Rating: Not Rated
After the death of her husband, Mrs. Lillian Gilbreth must face supporting her family alone. Though she has a degree in industrial engineering, she has a hard time picking up her husband’s business due to male chauvinist engineers dominating the industry. Lillian must find other means to support her family.
Meanwhile, oldest daughter Ann Gilbreth falls in love with Dr. Bob Grayson. The two want to get married immediately, but how can Ann leave her family when she’s needed by them the most?
Belles on Their Toes is not rated, but it’s safe to say the material is G rated.
The scenes I remembered most from Belles on Their Toes were the ones that still entertained me on my recent viewing. There’s a hilarious scene where the boys in the family chase off a prospective suitor of one of their sisters. His perplexed look as the young boys barge in on his bath is classic. Another scene where the kids bottle their own root beer stuck with me as well.
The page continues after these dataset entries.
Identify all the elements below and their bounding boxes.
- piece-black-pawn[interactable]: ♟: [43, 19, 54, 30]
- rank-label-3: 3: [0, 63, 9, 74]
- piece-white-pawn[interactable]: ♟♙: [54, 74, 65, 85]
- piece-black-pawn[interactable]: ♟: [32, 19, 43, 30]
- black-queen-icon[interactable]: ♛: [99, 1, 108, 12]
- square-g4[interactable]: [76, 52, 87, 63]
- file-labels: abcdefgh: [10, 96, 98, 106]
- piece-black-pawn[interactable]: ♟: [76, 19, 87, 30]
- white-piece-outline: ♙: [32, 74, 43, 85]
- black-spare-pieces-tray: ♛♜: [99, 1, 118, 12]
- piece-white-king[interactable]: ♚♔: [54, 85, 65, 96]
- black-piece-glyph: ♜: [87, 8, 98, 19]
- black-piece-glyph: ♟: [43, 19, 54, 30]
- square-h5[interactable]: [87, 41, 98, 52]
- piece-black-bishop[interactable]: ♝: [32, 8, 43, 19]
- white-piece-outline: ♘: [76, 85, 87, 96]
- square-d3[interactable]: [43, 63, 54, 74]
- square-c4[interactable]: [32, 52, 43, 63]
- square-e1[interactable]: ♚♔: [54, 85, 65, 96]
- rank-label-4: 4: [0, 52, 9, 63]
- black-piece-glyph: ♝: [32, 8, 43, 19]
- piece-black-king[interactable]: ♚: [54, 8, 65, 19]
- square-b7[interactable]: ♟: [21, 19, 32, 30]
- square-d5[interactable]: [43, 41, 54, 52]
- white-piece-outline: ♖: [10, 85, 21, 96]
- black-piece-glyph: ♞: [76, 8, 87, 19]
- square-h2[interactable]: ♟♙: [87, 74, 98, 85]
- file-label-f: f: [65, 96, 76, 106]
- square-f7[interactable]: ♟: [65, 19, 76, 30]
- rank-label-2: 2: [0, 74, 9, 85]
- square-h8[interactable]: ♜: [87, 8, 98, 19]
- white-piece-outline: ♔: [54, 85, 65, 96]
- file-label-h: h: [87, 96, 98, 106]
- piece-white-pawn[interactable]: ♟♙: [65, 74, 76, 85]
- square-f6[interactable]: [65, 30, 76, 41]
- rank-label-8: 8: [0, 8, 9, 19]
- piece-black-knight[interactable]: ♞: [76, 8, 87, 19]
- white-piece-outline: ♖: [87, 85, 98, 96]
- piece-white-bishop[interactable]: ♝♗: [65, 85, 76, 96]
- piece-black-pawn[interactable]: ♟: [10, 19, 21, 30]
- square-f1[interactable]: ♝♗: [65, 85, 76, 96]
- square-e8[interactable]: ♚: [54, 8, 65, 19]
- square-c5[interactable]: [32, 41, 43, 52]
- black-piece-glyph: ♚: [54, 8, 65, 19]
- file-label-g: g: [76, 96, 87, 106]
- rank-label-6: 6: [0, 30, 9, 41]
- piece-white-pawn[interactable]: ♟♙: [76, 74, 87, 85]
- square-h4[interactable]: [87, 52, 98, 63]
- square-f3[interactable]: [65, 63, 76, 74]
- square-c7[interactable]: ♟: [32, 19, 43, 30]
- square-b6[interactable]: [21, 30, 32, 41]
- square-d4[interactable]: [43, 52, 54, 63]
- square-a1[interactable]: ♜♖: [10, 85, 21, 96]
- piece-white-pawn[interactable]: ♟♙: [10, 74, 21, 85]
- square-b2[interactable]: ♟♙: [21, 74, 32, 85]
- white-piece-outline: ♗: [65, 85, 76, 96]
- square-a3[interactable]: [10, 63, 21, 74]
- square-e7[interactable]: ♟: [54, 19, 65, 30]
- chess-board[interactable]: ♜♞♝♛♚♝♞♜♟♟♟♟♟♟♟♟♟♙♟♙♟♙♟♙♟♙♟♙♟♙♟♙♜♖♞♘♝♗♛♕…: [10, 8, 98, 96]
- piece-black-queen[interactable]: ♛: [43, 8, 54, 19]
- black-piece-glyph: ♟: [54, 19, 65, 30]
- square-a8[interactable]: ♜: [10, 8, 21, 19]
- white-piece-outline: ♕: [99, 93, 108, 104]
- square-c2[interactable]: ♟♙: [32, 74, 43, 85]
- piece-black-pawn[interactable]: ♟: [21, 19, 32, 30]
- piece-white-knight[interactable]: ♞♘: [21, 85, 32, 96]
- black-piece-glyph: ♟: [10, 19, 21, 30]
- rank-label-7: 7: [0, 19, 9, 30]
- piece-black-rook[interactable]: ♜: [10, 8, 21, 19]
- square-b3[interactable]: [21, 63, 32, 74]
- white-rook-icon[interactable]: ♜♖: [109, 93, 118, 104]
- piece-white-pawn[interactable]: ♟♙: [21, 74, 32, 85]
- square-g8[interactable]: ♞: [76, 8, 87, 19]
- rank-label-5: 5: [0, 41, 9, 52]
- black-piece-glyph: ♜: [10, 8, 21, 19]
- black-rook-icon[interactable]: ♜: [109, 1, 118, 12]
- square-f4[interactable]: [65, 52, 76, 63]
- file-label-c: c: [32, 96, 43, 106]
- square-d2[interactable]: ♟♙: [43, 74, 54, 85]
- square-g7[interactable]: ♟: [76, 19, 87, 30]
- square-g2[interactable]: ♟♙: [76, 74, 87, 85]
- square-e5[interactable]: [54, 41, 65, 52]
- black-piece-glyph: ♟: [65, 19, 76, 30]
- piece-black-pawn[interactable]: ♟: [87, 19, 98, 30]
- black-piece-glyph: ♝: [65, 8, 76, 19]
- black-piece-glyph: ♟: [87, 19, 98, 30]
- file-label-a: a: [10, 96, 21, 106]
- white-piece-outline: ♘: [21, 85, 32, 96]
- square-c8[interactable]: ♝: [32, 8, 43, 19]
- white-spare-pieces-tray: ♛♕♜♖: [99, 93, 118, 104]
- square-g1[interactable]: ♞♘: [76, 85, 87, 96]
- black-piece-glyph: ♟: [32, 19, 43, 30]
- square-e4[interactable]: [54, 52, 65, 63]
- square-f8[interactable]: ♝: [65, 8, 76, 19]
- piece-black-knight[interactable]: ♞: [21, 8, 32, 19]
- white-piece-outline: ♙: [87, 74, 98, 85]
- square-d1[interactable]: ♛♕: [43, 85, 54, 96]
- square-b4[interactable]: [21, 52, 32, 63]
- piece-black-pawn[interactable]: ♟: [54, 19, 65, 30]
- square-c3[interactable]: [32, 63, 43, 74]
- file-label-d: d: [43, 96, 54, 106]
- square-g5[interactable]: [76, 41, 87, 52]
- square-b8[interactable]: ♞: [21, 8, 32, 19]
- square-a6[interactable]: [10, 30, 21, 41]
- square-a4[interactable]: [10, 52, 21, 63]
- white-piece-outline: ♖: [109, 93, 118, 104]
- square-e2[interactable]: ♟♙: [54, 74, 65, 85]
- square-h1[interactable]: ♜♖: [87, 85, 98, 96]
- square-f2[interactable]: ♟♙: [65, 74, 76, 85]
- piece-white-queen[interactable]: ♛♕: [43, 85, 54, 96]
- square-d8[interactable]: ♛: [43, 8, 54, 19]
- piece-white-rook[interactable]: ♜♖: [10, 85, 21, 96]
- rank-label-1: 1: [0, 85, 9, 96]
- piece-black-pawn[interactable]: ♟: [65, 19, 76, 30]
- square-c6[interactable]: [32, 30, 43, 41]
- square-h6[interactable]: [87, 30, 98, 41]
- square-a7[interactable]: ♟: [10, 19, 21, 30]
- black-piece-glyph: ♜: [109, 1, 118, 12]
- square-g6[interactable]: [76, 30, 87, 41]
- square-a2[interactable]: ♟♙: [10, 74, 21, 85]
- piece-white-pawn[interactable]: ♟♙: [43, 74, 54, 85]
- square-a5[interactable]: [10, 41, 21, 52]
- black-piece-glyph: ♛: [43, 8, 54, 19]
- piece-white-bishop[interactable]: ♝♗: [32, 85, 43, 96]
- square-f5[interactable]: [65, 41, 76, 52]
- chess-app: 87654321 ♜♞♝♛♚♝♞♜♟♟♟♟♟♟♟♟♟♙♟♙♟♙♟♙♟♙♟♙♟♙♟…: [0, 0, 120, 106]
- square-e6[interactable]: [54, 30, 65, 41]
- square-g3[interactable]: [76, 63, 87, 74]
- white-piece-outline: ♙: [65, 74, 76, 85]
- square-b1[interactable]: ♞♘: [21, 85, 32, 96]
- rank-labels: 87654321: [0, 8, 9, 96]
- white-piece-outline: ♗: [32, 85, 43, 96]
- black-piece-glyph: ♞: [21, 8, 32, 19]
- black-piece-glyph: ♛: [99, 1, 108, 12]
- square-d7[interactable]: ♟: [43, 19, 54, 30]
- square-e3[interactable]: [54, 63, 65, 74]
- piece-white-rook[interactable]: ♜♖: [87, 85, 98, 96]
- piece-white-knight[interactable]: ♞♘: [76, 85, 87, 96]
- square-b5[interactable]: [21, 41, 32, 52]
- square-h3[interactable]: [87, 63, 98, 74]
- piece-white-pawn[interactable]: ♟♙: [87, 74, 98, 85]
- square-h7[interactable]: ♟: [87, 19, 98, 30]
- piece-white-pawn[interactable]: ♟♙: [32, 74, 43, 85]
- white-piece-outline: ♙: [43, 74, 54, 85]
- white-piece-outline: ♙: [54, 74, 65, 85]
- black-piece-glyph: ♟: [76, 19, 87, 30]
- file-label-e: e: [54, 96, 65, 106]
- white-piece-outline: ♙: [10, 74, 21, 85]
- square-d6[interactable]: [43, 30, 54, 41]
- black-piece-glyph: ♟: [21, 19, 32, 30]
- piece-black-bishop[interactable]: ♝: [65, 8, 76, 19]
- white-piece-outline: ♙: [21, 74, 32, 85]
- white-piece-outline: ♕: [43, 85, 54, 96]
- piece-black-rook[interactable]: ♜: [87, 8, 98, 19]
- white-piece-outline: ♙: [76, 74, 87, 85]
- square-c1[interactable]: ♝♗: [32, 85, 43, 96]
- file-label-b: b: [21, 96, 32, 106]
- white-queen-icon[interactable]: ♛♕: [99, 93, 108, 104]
Oddly enough, the dramatic moments were also memorable for me, too. I remember the male engineers turning Mrs. Gilbreth away from a ceremony they arranged to honor her. Other scenes of sexism stuck with me as well. Maybe it was the sheer injustice of it, but it struck me as wrong even as a younger kid seeing the movie.
While Myrna Loy was shoved into the background of the first film, she’s definitely the star of this one. She gets a real opportunity to shine and show her character as a strong, dedicated woman. Jeanne Crain also becomes a romantic lead as the oldest daughter in love with Jeffrey Hunter’s doctor character. These two actresses, as well as all the secondary character, deliver fine performances and make it seem fun to be part of a family with 12 children.
Of the two movies, I found Belles on Their Toes to be more enjoyable. I think you could check it out without having to see the first movie, but it would help if you did.